The answer is simple: because we do not serve our clients' best interest. We serve our client's best interest. And what is in the clients' best interest has nothing to do with what is in the client's best interest.

Put more concretely: say that there are 100 people charged with felonies, and the court system could, by keeping up a grueling pace, conduct four jury trials ((In Harris County, multiply these numbers by about 300)). If everyone demanded a jury trial there is no way the criminal-justice system could convict everyone; 96 cases would have to be dismissed. But the system could convict four people.

We've got 100 people facing charges. Divide them roughly, for the purpose of illustration, into five tranches. 20 have a 90% chance of being convicted, 20 have a 70% chance of being convicted at trial, 20 have a 50% chance of being convicted at trial, 20 have a 30% chance of being convicted at trial, and 20 have a 10% chance of being convicted at trial.
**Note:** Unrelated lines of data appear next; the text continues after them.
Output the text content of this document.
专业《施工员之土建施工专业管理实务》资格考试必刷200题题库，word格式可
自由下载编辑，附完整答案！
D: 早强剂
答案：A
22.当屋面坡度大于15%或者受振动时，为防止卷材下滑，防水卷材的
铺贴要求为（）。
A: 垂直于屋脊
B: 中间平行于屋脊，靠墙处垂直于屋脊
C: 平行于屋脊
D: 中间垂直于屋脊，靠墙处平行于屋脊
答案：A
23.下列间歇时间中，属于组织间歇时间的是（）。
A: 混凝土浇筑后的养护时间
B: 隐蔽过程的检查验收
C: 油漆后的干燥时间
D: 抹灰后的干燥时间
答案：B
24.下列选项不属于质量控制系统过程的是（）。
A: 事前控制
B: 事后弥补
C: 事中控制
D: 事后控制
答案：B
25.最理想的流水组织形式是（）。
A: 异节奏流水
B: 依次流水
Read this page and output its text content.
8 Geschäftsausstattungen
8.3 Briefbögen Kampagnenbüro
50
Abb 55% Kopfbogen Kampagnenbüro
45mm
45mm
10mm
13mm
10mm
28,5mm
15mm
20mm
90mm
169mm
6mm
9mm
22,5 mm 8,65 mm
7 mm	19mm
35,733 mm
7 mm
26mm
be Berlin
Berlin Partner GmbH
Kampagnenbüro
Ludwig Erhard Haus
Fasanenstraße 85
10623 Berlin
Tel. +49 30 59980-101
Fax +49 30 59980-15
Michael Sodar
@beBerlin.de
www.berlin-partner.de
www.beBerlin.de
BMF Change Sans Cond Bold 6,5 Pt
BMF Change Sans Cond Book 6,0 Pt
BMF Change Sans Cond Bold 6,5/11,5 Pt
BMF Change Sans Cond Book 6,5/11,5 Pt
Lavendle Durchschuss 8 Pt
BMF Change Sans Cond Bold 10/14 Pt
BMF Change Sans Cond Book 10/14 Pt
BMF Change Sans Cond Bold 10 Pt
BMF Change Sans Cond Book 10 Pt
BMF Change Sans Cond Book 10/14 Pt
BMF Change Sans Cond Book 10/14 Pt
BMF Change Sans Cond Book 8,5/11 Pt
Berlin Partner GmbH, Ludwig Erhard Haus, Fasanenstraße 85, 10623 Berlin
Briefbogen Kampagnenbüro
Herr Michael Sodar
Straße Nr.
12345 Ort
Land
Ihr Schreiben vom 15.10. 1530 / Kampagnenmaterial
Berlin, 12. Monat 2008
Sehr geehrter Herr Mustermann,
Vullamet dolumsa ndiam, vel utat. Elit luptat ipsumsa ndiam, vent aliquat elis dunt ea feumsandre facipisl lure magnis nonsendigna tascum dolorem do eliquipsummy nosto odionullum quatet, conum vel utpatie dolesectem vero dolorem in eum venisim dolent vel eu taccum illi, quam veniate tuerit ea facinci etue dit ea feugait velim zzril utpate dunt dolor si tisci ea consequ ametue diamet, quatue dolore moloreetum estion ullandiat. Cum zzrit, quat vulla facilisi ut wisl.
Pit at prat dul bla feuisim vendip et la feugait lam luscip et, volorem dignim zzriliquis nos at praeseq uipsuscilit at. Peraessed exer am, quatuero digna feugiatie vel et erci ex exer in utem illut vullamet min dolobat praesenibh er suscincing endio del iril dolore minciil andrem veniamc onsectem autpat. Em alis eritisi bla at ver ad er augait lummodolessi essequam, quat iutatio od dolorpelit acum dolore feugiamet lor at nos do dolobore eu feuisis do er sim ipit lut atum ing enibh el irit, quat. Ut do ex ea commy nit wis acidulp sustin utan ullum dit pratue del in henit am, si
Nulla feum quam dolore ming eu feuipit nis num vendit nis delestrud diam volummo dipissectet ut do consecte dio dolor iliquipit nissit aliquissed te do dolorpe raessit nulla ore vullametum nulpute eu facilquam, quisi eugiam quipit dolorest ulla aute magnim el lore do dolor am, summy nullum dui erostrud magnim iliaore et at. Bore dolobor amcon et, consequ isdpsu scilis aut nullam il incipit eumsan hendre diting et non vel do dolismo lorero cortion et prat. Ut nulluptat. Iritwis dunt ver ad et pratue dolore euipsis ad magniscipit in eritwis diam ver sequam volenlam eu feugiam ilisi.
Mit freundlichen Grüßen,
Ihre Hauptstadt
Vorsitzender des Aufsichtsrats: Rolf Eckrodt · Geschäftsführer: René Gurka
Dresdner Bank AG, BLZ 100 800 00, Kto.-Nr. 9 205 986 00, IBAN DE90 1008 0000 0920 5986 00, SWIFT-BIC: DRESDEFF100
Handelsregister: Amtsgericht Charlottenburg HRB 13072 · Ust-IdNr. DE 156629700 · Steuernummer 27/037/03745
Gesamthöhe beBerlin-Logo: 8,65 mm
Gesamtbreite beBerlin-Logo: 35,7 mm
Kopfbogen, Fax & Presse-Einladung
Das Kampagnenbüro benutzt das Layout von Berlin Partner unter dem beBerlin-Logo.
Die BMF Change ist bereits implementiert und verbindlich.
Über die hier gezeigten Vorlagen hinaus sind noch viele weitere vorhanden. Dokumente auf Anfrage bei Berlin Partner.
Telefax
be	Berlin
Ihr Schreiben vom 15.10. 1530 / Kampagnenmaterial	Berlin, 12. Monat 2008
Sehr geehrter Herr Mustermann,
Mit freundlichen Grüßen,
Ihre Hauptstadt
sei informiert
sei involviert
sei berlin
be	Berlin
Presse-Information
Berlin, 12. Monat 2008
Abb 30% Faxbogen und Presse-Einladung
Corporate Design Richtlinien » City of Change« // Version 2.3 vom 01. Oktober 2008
The government offers each defendant a plea bargain with a sentence discounted according to the government's view of the defendant's chances of winning at trial: the guy who has an 90% chance of getting 20 years and a 10% chance of walking gets a eighteen-year offer. If a defendant's assessment of the value of a trial to him ((Taking into account such ineffables as principle.)) is less than or equal to the government's, he makes a deal. The cases that are tried or dismissed are those in which the defendant assesses a trial as more valuable than the government does (or the government assesses a trial as essentially valueless).

By controlling the dockets and the plea offers the government keeps rational defendants and ethical, competent lawyers from crashing the system.

The defense wins eighteen outright (mostly dismissals, with a not guilty), the parties try two (one of which is a not guilty), and the other 81 are resolved with guilty pleas (numbers? numbers!).

But the defense could do better, right? Because the most the government could convict, if everyone insisted on a trial, is four. Well, sure, and if the defense bar could act monolithically and disregard the client's best interest in favor of the clients', 96 cases would be dismissed and only four poor schmucks would go down hard. But we aren't and we can't.

@NormDeGuerreEsq We've been through this before. What's good for the "cause" comes at the expense of the individual. Can't have that either.- Scott Greenfield (@ScottGreenfield) July 7, 2015

It's frustrating. I feel Norm's pain. I wish there were something we could do about it. Something good for the cause, but not at the expense of the individual.